Optimizing hyperparameters

The observation used here is the same as the previous section but the hyperparameters are now:

num_cpu=32
ent_coef=0.01
nminibatches=64
noptepochs=30
total_timesteps=1e6

Training results

Increasing noptepochs increases GPU usage and make the learning converge much faster. A learning of 1 million steps is done under 8 minutes on a Nvidia GTX1060 and an Intel i7-8750H.

Training without fingertip position

All previous learning put the fingertip position in the observation vector. This is problematic to transfer from simulation to reality as this vector cannot be measured on the real system. It may be found by solving the dynamic of the robot leg.

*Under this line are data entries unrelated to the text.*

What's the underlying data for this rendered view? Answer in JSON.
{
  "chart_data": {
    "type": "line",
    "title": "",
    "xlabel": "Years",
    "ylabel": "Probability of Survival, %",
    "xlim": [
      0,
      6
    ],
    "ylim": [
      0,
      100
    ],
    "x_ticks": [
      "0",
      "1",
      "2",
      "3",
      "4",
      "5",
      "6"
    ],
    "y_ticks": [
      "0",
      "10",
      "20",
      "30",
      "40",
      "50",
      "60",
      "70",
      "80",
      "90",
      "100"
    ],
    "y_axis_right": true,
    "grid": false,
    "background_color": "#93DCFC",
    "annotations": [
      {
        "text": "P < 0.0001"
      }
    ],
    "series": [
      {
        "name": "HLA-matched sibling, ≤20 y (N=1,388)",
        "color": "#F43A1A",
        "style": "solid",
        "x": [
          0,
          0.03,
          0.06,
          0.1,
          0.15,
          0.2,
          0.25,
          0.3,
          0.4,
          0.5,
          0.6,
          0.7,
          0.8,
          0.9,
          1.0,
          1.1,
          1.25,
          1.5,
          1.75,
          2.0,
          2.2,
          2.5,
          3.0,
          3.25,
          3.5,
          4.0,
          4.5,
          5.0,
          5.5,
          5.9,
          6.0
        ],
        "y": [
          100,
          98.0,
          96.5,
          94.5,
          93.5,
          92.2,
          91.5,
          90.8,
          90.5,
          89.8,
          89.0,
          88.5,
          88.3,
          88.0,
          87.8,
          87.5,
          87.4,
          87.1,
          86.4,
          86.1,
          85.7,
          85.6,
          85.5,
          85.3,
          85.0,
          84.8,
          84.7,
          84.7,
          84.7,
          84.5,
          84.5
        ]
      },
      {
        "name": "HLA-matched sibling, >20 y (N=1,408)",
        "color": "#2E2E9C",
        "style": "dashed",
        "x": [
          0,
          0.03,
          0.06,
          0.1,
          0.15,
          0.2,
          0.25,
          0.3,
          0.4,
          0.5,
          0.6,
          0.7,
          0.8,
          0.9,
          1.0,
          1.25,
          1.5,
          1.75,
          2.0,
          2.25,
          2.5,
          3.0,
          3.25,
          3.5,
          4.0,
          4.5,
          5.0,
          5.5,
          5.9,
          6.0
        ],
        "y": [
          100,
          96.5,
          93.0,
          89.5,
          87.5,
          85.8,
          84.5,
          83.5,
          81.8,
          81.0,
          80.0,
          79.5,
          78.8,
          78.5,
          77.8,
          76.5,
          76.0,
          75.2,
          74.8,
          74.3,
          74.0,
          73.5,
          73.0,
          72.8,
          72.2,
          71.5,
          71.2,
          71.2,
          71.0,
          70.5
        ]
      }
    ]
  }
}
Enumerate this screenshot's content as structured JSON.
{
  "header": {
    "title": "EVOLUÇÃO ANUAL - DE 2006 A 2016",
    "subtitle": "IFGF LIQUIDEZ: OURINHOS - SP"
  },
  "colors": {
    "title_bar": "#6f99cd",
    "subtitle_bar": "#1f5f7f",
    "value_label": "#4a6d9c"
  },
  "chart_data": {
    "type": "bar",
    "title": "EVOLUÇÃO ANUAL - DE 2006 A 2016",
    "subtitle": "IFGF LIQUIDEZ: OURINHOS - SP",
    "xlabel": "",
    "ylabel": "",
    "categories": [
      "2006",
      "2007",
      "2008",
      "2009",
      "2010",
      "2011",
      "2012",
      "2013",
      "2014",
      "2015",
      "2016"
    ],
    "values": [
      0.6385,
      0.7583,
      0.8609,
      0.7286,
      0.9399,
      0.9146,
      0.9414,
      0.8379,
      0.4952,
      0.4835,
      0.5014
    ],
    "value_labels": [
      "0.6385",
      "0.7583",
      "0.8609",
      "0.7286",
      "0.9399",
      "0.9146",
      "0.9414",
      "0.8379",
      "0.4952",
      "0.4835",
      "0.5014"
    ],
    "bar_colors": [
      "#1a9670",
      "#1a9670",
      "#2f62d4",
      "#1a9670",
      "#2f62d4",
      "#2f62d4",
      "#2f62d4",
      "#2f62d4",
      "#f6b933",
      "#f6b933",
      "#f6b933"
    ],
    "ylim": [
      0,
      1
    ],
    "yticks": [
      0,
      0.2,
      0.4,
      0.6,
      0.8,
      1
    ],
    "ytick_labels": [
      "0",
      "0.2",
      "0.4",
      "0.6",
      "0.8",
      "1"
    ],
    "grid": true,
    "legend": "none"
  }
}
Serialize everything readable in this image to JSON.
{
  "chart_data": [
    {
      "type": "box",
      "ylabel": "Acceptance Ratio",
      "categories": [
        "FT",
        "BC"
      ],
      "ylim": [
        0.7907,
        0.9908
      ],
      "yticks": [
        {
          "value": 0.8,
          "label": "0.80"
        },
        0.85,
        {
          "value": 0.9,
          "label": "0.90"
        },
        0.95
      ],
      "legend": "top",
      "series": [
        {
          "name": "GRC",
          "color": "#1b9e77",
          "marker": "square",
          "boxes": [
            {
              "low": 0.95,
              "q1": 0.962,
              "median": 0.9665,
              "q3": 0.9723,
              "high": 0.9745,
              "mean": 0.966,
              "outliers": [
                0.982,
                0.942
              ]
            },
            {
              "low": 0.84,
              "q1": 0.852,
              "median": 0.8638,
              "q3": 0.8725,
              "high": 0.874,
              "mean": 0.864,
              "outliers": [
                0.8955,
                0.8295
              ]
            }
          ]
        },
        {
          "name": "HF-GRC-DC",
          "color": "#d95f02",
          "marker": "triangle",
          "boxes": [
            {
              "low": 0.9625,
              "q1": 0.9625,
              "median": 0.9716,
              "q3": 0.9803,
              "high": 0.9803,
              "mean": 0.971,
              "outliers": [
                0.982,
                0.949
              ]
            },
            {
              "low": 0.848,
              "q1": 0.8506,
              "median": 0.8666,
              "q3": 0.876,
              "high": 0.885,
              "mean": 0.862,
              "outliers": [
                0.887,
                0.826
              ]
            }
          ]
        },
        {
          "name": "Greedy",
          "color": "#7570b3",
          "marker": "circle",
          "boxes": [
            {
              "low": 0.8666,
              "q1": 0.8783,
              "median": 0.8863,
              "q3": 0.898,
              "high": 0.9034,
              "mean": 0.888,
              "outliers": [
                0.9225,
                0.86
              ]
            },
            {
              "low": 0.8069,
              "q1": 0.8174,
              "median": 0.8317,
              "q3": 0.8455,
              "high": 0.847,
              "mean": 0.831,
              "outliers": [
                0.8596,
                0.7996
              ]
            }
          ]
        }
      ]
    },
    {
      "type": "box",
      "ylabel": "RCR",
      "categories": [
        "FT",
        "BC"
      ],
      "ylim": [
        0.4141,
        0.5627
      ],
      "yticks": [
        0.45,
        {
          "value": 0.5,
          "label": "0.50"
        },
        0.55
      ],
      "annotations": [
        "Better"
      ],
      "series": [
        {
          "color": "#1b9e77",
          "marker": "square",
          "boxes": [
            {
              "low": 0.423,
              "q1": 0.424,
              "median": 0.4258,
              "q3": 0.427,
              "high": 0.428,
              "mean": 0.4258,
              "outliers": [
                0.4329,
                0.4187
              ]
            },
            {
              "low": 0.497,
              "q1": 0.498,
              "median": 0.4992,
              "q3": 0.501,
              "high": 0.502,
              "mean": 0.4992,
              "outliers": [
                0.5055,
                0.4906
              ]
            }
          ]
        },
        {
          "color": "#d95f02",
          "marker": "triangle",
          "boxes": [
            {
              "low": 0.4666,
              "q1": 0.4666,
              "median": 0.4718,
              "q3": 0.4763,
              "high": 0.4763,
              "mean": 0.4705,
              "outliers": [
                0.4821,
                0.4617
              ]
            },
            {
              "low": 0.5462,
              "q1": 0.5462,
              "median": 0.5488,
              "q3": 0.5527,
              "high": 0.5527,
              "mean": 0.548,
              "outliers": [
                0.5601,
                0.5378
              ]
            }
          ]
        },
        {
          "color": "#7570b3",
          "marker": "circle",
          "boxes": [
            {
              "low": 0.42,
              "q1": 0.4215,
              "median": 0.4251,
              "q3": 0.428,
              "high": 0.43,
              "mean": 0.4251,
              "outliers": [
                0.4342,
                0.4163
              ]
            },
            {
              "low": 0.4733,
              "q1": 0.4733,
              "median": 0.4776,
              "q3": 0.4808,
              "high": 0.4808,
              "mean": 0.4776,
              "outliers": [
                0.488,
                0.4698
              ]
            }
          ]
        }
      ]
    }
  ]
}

Another approach is to remove this data from the observation and see how much the learning performance fall.

The observation vector used here is:

Num	Observation
0	position (first joint)
1	velocity (first joint)
2	position (second joint)
3	velocity (second joint)
4	position (third joint)
5	velocity (third joint)
6	the x-axis component of the target
7	the y-axis component of the target
8	the z-axis component of the target

Training results

Not only the policy learned to reach the target but it did it with less variance between learning runs.